Thorsten Herzing Rektor der Mittelschule

Schon Tage vor dem 12. September ist Herzing mit Vorbereitungen beschäftigt, es gibt genug zu tun. Am Freitagmorgen war die Schule noch ziemlich verwaist. Ein paar Handwerker laufen durchs Gebäude, eine Mutter steht mit ihrem Sohn vor dem Sekretariat, die Fische im Aquarium im Erdgeschoss ziehen unbeeindruckt ihre Kreise. Am Büro des neuen Schulleiters Thorsten Herzing wird noch auf seinen Vorgänger Bernd Zimmermann als Rektor verwiesen.

Andere Aufgaben sind drängender

Auch laut dem Wegweiser in der Aula ist Zimmermann noch Schulleiter. „Das werde ich dem Hausmeister noch sagen“, so Herzing und lächelt. Andere Aufgaben seien aber gerade drängender. Ferien hatte er trotz der neuen Aufgabe. Die erste Woche nach Schulschluss war er allerdings an seinem Arbeitsplatz und hat das alte Schuljahr zu Ende gebracht.

Stundenpläne vorbereitet

Seit vergangener Woche ist er wieder im Dienst. In dieser Zeit wurden Stundenpläne vorbereitet, Klassen eingeteilt, Aufnahmeprüfungen durchgeführt. Am Freitag wurden die Weichen für die Lehrerkonferenz am Montag vor dem Schulbeginn gestellt.

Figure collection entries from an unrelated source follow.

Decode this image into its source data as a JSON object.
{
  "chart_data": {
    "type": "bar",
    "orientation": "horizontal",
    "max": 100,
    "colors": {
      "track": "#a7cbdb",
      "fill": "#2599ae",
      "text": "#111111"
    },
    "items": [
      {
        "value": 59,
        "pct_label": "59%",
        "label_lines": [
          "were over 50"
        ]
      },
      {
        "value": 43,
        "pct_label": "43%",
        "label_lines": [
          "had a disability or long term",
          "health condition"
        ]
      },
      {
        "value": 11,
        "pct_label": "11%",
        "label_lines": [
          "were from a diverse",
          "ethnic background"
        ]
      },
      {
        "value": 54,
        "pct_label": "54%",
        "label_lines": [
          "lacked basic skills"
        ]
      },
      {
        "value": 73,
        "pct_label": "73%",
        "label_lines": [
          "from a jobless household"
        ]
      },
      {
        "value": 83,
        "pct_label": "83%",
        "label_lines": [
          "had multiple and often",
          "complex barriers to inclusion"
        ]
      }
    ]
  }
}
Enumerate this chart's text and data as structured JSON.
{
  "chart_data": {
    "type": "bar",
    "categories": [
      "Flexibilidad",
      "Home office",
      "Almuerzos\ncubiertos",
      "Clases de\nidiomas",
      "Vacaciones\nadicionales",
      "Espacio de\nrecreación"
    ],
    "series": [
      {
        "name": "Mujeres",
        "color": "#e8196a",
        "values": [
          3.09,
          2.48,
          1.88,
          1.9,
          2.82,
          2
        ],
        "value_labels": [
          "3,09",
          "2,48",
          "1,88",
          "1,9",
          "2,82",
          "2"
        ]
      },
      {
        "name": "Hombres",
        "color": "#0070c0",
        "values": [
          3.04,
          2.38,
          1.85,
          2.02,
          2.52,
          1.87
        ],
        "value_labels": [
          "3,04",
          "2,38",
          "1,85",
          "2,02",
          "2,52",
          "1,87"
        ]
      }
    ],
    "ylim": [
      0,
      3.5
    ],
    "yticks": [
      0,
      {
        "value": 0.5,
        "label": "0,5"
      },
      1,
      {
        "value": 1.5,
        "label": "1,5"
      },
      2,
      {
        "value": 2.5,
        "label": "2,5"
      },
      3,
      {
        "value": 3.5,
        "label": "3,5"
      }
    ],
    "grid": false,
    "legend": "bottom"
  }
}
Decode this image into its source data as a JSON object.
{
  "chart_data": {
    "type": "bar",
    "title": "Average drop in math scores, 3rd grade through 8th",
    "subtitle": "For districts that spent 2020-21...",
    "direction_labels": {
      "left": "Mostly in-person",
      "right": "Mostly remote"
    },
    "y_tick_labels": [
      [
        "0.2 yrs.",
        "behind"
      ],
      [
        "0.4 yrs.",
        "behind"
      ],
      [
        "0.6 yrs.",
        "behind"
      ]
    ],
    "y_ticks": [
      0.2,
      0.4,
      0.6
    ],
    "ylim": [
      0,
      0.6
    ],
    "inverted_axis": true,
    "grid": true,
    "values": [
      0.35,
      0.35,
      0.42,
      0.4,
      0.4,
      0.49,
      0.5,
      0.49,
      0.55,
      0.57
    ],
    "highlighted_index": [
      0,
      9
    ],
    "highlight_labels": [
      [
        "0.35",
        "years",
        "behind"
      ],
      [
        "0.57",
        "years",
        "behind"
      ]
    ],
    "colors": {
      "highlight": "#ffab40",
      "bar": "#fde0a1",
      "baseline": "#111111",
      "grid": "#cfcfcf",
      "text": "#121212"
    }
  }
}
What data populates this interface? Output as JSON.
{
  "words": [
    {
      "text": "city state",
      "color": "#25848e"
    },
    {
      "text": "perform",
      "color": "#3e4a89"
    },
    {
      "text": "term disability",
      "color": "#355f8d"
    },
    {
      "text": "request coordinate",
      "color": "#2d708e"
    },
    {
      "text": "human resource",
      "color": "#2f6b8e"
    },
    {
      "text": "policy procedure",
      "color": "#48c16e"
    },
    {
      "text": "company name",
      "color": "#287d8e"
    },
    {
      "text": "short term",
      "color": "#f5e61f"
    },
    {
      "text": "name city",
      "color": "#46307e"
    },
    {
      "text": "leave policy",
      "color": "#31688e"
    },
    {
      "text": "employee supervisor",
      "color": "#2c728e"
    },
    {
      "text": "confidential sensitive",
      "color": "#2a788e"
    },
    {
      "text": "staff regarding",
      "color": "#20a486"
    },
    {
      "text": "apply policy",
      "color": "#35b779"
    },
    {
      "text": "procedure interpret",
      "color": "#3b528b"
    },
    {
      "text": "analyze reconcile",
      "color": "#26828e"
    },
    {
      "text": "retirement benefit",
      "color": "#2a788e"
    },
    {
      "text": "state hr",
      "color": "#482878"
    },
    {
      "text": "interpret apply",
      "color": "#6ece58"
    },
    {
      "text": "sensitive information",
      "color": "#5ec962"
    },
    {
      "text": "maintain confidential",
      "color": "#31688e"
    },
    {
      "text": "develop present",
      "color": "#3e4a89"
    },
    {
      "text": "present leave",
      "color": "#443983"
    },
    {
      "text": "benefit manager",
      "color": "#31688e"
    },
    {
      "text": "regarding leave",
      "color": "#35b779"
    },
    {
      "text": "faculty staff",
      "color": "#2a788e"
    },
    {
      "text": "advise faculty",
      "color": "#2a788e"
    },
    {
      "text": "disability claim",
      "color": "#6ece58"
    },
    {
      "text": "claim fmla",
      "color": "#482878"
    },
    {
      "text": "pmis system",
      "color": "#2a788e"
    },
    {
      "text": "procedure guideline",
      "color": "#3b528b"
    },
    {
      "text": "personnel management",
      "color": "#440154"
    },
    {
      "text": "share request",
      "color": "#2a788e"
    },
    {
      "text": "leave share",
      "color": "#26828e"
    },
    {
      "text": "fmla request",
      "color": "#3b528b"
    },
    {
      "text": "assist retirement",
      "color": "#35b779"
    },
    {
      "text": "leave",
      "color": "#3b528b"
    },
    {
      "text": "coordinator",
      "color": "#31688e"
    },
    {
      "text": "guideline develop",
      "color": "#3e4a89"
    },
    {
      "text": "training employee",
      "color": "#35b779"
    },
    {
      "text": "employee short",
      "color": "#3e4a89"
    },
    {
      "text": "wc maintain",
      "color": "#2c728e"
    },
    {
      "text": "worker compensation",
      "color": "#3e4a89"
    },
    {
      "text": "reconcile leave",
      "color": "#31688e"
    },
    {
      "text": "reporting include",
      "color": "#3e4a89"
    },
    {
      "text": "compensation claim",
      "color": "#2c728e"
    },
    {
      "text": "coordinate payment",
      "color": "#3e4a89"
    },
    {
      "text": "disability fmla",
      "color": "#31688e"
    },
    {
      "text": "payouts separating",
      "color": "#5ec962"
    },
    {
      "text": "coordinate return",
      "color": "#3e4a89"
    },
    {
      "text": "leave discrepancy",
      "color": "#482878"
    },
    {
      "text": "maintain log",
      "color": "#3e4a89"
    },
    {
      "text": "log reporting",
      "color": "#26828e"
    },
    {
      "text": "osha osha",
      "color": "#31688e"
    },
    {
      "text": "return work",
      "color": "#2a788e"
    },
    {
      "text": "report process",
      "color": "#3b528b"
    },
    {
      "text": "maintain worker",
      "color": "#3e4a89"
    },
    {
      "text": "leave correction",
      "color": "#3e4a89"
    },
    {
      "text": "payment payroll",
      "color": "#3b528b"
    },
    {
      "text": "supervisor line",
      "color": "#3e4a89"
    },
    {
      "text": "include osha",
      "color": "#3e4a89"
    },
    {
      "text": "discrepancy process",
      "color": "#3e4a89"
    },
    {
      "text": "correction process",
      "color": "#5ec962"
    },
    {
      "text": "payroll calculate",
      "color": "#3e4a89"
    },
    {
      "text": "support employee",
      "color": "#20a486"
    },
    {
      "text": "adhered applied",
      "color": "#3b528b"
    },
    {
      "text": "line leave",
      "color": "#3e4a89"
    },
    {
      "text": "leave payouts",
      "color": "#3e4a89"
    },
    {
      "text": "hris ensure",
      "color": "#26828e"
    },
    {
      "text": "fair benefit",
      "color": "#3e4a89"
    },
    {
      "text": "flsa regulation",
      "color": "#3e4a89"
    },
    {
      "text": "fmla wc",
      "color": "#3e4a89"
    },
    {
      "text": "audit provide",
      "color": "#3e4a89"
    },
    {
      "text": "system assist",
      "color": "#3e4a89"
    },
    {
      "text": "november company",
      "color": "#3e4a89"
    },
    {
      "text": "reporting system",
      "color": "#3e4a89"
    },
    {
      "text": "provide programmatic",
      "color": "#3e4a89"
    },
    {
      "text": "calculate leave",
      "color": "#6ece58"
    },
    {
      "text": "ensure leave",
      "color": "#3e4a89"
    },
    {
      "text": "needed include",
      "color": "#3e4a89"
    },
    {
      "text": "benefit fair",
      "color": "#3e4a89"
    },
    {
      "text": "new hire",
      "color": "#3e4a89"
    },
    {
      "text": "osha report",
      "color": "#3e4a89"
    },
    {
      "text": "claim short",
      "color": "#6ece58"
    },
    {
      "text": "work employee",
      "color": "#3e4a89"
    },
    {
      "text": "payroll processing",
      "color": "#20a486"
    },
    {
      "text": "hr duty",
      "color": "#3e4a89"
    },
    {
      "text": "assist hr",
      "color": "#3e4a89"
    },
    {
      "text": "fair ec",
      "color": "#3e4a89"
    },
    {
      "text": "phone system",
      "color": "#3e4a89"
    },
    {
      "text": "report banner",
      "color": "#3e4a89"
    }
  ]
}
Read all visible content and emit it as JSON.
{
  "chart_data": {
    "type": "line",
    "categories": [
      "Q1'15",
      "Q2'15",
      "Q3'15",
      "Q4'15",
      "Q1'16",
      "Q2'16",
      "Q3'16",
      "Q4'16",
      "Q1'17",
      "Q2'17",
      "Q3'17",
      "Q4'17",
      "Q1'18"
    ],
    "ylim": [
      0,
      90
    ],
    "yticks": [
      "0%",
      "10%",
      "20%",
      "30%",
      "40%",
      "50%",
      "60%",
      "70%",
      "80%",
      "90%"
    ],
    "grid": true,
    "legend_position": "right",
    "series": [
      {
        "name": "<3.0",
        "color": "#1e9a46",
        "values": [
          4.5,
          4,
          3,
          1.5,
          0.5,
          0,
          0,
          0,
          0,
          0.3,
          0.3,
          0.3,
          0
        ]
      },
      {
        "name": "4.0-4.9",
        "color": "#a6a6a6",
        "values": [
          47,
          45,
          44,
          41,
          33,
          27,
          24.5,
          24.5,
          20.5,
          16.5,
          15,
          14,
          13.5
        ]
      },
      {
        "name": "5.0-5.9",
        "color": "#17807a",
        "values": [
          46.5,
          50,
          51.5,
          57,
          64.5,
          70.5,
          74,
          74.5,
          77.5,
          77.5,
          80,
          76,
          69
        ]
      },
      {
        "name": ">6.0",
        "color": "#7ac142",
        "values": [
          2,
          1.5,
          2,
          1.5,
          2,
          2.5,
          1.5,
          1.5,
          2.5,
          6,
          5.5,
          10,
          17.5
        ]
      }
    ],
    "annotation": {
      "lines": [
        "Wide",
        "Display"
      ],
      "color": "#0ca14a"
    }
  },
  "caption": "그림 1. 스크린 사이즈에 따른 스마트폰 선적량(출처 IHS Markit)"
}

Bildung der Schülergruppen

Dort sprechen die Lehrkräfte über die ersten Schulwochen, die Stundenpläne, Organisatorisches und Rechtliches. Knifflig sei die Bildung der Schülergruppen gewesen. Ab der siebten Klasse haben die Jugendlichen die arbeits-praktischen Fächer Wirtschaft, Technik und Soziales. Diese Fächer sind klassenübergreifend angelegt, weshalb die Stundenpläne so gestaltet werden müssen, dass Schüler mit denselben Fächern gleichzeitig zusammen sind.

Ein Jahr lang Konrektor

Mit bayernweiten Problemen wie dem Lehrermangel hat laut Herzing auch die Mittelschule zu kämpfen. Dass er der neue Schulleiter ist, hat der 42-Jährige erst definitiv am Mittwoch von der Regierung erfahren. Vorher sei er schon darauf angesprochen worden, weshalb er sich auf die neue Aufgabe auch entsprechend vorbereiten konnte. Dass die Entscheidung ihm erst so kurz vor Schulbeginn mitgeteilt wurde, liegt daran, dass er vorher nur ein Jahr lang Konrektor war.

Sondergenehmigungen

„Deshalb hat sich der offizielle Weg hingezogen“, sagt er. Denn es habe Sondergenehmigungen gebraucht. Der Gunzendorfer ist seit 2003 an der Mittelschule. In den vergangenen Jahren war er Klassenleiter der Neunten und Zehnten. Er wird auch weiterhin Unterricht geben: Englisch in der zehnten Klasse, „dass ich da am Ball bleibe“. Seine Gefühle in Bezug auf die neue Aufgabe umschreibt er mit den Worten „freudige Erwartung“ oder „natürlich bin ich nervös“.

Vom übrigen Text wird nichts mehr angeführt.